Hazreti İsa kimdir, ne zaman doğdu - doğum tarihi ne zamandı
Yılbaşının yaklaşması ile vatandaşlar tarafından Hazreti (Hz.) İsa (as)'ın doğum tarihi ve hayatı merak konusu oldu. Peki Hazreti İsa kimdir? Hz İsa ne zaman dünyaya geldi? Hz İsa hangi kitabı indirdi? Hz İsa ne zaman doğdu? İşte Hz İsa hakkında merak edilenler...
İsa kimdir?
İsa (y. MÖ 4 - MS 30/33), 1. yüzyılda yaşamış olan bir Yahudi vaiz ve dinî liderdir. Dünyanın en büyük dini olan Hristiyanlığın merkezî figürüdür.
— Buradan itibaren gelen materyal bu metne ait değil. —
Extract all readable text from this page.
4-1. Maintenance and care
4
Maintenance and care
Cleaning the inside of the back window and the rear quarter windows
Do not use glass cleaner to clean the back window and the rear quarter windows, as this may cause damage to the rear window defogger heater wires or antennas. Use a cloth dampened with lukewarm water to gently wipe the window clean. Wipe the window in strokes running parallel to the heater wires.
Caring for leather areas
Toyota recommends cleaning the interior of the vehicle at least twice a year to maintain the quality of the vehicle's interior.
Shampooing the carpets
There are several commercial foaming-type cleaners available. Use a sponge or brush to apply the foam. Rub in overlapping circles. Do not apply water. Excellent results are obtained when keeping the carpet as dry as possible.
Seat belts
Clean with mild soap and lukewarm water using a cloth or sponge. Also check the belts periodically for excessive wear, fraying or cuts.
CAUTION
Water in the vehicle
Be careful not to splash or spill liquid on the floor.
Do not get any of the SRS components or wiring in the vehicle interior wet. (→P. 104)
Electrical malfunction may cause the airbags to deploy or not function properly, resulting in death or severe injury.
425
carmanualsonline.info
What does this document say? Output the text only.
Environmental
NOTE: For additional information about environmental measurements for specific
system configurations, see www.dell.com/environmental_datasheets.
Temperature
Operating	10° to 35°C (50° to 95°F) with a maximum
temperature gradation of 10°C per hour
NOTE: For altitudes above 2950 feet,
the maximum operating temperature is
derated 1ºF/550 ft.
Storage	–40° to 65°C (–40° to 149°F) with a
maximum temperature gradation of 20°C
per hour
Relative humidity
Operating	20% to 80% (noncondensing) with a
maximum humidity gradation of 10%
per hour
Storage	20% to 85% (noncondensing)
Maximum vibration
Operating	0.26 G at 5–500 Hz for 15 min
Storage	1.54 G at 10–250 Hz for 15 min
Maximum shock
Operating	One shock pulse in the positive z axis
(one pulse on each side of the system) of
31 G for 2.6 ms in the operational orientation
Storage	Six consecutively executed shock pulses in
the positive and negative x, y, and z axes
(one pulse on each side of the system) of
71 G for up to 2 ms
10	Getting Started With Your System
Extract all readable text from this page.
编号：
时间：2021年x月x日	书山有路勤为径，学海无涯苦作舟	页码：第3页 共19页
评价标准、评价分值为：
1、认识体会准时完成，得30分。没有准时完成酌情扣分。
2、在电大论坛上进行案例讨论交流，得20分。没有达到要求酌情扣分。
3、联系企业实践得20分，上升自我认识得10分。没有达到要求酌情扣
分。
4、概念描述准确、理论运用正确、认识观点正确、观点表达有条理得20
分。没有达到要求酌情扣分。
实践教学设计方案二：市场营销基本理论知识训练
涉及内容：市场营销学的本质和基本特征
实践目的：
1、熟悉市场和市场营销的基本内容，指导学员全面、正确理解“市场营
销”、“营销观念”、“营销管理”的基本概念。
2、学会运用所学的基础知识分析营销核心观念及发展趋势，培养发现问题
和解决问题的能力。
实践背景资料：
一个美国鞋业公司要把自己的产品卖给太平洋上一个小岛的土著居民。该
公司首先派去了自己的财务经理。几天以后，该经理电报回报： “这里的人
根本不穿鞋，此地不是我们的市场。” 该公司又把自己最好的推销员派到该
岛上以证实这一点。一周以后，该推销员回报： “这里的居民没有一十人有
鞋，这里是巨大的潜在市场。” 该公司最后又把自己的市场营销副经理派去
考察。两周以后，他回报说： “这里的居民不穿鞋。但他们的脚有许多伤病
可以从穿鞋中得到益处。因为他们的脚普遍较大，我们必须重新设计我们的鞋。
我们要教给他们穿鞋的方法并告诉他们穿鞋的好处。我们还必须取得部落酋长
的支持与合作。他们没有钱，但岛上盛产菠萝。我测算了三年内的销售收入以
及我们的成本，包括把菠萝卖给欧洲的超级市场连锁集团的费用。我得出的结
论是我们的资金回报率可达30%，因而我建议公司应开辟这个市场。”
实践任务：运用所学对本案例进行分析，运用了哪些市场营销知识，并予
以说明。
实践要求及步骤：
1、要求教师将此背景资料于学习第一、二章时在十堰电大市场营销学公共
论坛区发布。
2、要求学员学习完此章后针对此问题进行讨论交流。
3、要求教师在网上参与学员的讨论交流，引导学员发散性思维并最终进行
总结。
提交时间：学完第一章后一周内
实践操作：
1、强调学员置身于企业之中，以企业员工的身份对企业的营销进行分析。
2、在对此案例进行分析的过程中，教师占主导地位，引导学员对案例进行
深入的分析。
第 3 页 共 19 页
Hristiyanlar, İsa'nın Eski Ahit'te kehanet edilen ve beklenen Mesih, Tanrı'nın Oğlu ve Tanrı'nın enkarnasyonu olduğuna inanırlar.
İsa, mensubu olduğu Yahudi toplumunda ''Yusuf'un oğlu İsa'' olarak anılırdı.
Hristiyanlar, ölümünün hemen ardından İsa'nın dirildiğine ve kurduğu topluluğun Hristiyan Kilisesi'ne dönüştüğüne inanır.
Hristiyan doktrinlerine göre İsa, Kutsal Ruh tarafından hamile bırakılan Meryem adında bir bakireden dünyaya gelmiş, birçok mucize gerçekleştirmiş, ardından Hristiyan Kilisesi'ni kurmuş, insanlığın günahlarının kefareti için çarmıha gerilerek ölmüş, üç gün sonra da dirilmiş ve tekrar geleceği tarihe kadar cennete yükselmiştir.
Yahudiler, İsa'nın beklenen Mesih olduğu inancını reddederler ve İsa'nın Tanah'ta belirtilen Mesih kehanetlerini karşılamadığını savunurlar. Maniciler, Gnostikler, Müslümanlar, Bahâîler ve diğerleri, dinlerinde İsa'ya farklı yorumlarla yer vermişlerdir.
İslam inancına göre İsa, Tanrı'nın görevlendirdiği ulu'l azm (azim ve sebat sahibi) peygamberlerdendir ve Mesih'tir.
Müslümanlara göre İsa, bakire bir anadan doğmuşsa da Tanrı'nın Oğlu değildir ve onun doğumu bir mucizedir; ayrıca kendisine bir de kutsal kitap indirilmiştir. Kur'an'a göre İsa, çarmıha gerilmemiş ancak Tanrı tarafından fiziksel olarak göğe yükseltilmiştir, dolayısıyla hiç ölmemiştir. Bahâî öğretileri, İsa'yı "Tanrı'nın Tezahürleri"nden biri sayar.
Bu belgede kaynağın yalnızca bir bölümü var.